I will now try to get to an actual point. I have some thoughts about some things which everyone should be taught and they do not include calculus (trying to teach everyone calculus would be impractical anyway).

I think it is important to try to teach people about probability. I think it is possible, not easy, and useful to teach people Baye’s formula, present cases in which it is useful, and prove it is useful in those cases. People do not, in fact, think about probabilities and conditional probabilities in any way which could be rational, nor do they make choices under uncertainty which are arguably optimal. I am fairly confident that people can be convinced of this and convinced to guard against misleading heuristics.

I think it is useful to teach people about summary statistics (because they are presented all the time to the public) and the risks of relying on means and variances. The cases in which the median is a better estimate of the location of a random variable are not rare and should not be presented as if they are obscure special cases.

I think it is important to teach about causal inference and valid instruments. Here it seems that people have been taught that correlation is not causation. That is a good thing. Also post hoc is not propter hoc. However, it is also true some data sets described as natural experiments are properly described as natural experiments. I think the (not so few anymore) cases of valid causal inference based on non-experimental data are fairly easy to understand. I think a good rule is;

“If you can’t follow the data analysts argue for why his calculation is worthy of your interest, it probably isn’t.”

The lesson that mathematics can be used to cover up reliance on strong implausible assumptions is, I think, very useful. It is the opposite of the lesson that you can obtain a basic understanding of mathematical statistics by considering normally distributed variables.

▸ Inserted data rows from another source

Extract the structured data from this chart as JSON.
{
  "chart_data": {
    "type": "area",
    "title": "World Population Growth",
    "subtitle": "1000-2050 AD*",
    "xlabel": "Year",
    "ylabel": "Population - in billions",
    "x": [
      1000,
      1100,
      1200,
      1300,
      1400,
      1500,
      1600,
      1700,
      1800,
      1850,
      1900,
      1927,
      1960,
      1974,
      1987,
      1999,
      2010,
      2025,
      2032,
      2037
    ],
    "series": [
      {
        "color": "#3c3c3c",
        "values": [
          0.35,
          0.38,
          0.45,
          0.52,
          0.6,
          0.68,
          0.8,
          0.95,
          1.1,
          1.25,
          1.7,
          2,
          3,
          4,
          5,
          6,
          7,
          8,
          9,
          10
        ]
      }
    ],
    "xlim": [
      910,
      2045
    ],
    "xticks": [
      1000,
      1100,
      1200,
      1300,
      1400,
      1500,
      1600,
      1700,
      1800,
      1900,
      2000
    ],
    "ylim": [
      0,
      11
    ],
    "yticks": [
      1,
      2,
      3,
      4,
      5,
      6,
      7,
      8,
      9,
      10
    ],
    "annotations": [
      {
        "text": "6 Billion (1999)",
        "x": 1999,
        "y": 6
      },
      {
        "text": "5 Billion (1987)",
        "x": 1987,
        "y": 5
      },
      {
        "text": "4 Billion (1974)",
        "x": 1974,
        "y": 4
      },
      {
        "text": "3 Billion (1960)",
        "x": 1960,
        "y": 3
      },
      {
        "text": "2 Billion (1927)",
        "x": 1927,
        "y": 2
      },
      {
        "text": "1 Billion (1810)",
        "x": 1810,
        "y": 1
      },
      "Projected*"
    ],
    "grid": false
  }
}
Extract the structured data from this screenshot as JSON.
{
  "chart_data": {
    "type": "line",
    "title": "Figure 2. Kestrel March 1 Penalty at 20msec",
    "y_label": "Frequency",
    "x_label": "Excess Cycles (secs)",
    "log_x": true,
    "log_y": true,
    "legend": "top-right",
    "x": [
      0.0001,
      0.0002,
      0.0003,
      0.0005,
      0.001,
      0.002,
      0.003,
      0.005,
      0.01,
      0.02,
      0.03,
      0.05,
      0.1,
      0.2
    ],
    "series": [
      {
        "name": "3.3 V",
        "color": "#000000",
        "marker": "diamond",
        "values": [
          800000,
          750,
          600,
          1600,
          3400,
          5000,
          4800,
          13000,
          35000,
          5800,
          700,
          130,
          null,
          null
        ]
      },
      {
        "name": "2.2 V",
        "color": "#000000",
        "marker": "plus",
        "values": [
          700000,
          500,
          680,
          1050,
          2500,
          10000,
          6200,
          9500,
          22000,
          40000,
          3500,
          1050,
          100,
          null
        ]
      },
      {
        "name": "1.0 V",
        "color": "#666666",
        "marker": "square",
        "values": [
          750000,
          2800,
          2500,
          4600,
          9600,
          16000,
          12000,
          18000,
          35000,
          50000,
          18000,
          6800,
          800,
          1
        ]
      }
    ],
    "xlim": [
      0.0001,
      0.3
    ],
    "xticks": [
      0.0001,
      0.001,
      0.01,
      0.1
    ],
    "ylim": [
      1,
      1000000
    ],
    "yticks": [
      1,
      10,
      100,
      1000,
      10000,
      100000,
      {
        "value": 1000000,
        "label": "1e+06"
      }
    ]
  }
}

I think it is important to teach people that they shouldn’t trust a model without checking whether it forecasts well out of sample. This is easy to teach with simple examples. It is important.

I think it is easy to present monte carlo simulations. Here the teacher says “I will make the computer generate some pseudo random data.” Notice that I have to tell it something very specific. Anything we learn may depend on that specific assumption. Now I tell it to calculate this summary statistic, point estimate, test statistic. Now we draw 10000 pseudo samples. Here’s what comes out.

That would give the students the impression that statisticians rely on a black box. That they are doing numerical experiments which has the fault of mathematics (all conclusions are based on assumptions) without the elegance. I think an advantage of giving students this impression is that I think it is 100% accurate.

I think it is very important to explain what the Neyman Pearson framework isn’t. What it means if a null hypothesis isn’t rejected. Here it is very easy to do numerical experiments. It is very easy to choose a data generating process, not tell the students what it is, and figure out things about it in front of them (with massive use of a pseudo random number generator). I think one should choose 10 data generating processes, have the computer pick one at pseudo random at the beginning of the lecture and figure out which one it picked in front of the students.

Most of all, I think the course should be focused on actual empirical problems — Questions which people in the field agree have been answered by analysing data and then the presentation of convincing data analysis.